El acceso se realiza a través de rutas fluviales desde Puerto Maldonado, en un recorrido que forma parte de la experiencia amazónica. Una vez en la comunidad, los visitantes pueden elegir entre hasta dos rutas organizadas por los propios comuneros, donde descubrirán la fauna y flora diversa de la zona, así como, los sistemas agroforestales basados en cacao, copoazú y castaña, integrados a su oferta gastronómica.

Además, la experiencia incluye circuitos enfocados en el uso de plantas medicinales y la visita a un meliponario, complementados con actividades participativas orientadas al fortalecimiento de la artesanía local, como la elaboración de biojoyería con semillas del bosque. Estas experiencias permiten las prácticas sostenibles que sostienen la vida en la Amazonía.
La propuesta es impulsada por Jane del Castillo, coordinadora de turismo de la comunidad, quien junto a un grupo de mujeres emprendedoras ha desarrollado este modelo de turismo comunitario en Madre de Dios. A través de estas iniciativas, se integran actividades productivas como el cacao y la reforestación de la castaña, que promueven la conservación del bosque, generando ingresos locales sin comprometer los recursos naturales.
¿Cómo llegar a Boca Pariamanu?
Para llegar a la comunidad, primero se debe viajar a Puerto Maldonado, principal puerta de ingreso al sur de la Amazonía peruana. Desde allí, el traslado continúa por vía fluvial a través del río Madre de Dios, en un recorrido que permite adentrarse progresivamente en el entorno natural.

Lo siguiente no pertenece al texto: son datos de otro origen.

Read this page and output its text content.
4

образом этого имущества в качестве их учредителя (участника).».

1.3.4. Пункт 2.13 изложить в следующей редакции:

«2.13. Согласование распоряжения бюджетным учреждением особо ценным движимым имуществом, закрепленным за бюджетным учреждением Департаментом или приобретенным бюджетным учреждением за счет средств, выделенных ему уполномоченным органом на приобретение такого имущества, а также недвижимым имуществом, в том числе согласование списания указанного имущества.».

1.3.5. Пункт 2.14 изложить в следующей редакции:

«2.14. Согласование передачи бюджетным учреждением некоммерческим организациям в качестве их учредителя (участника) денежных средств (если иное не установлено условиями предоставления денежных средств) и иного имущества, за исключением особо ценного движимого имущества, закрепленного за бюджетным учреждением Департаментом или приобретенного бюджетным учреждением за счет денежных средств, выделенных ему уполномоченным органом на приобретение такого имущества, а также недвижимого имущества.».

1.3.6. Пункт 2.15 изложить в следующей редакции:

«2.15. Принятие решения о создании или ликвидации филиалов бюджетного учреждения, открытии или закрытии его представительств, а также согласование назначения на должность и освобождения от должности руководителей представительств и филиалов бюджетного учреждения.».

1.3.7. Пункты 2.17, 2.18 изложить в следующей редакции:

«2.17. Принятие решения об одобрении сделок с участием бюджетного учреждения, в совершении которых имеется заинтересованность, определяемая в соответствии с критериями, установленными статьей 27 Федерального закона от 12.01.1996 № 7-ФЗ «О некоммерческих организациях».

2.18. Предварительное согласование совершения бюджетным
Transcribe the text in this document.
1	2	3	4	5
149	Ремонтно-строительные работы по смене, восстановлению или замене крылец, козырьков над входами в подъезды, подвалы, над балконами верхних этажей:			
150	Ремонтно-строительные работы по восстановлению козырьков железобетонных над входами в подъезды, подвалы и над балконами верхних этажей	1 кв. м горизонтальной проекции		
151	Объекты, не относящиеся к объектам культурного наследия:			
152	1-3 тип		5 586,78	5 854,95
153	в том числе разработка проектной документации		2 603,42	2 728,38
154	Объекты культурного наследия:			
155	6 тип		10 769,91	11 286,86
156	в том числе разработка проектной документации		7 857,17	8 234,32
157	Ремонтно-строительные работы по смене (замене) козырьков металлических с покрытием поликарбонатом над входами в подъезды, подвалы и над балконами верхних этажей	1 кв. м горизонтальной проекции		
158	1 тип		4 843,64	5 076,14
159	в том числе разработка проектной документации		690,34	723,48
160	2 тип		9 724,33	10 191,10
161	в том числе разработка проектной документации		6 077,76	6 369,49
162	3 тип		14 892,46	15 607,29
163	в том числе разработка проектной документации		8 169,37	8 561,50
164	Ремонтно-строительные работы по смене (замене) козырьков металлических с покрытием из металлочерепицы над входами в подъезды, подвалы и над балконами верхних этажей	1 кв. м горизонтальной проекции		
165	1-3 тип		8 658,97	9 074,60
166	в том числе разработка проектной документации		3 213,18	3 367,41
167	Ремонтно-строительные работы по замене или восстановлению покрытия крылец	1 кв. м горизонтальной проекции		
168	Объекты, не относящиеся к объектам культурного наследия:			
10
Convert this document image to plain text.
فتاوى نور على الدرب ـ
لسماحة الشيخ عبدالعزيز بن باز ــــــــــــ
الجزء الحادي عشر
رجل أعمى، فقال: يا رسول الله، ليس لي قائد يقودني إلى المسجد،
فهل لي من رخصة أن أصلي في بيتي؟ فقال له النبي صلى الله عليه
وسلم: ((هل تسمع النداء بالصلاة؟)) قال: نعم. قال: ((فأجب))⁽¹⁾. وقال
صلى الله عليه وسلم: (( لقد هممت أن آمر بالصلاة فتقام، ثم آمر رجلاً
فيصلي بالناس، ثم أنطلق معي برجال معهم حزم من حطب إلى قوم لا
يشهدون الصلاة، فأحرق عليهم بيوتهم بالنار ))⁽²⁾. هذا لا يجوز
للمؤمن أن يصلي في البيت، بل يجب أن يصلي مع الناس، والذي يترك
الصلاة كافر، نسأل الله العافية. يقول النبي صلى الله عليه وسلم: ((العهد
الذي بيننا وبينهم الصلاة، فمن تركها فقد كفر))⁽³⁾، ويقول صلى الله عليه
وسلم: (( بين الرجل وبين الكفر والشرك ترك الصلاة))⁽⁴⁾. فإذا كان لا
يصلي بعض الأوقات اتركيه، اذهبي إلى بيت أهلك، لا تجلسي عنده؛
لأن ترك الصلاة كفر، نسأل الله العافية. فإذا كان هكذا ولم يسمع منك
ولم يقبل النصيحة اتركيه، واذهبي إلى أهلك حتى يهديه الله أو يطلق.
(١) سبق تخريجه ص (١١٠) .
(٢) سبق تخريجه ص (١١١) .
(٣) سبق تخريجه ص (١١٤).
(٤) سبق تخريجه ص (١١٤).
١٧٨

El acceso se coordina directamente con la comunidad, que organiza el transporte, el alojamiento y las actividades de tipo vivencial, asegurando una experiencia ordenada y en contacto directo con su propuesta sostenible.
Ruta con propósito
Esta iniciativa sostenible es impulsada por el Comité de Turismo de la comunidad nativa, organizados por Jane del Castillo, quien además forma parte de Mujeres Futuro Circular 2026, una campaña que visibiliza a ocho mujeres en el Perú que lideran proyectos sostenibles en sus territorios. Esta edición se desarrolla bajo el lema “Generación que regenera” y cuenta con el apoyo de la Unión Europea.
Jane también ha fortalecido su trabajo gracias al acompañamiento de organizaciones como CESVI y Tejiendo Sonrisas, que impulsan el desarrollo de capacidades en comunidades amazónicas y promueven prácticas sostenibles en el territorio. Para reservas, contactarse al número 982 750 225.

Asimismo, esta alternativa turística cobra mayor relevancia tras la reciente publicación de la Hoja de Ruta de Economía Circular en el Sector Turismo al 2030, que reconoce al turismo comunitario como una actividad clave para impulsar un desarrollo más sostenible, inclusivo y competitivo en el país.
De acuerdo con Roxana Díaz, experta en economía circular del programa Negocios Sostenibles de la Unión Europea, el documento prioriza el fortalecimiento de organizaciones de base comunitaria, la revalorización de conocimientos ancestrales y la gestión responsable de los recursos en los territorios turísticos.
“El turismo comunitario venía aplicando principios de economía circular, como el uso responsable de los recursos y la generación de valor desde la comunidad. La Hoja de Ruta reconoce este aporte y busca fortalecer estas iniciativas. Asimismo, en ese proceso, el rol de las mujeres es clave, tanto en la gestión de los recursos como en la creación de experiencias sostenibles”, acotó.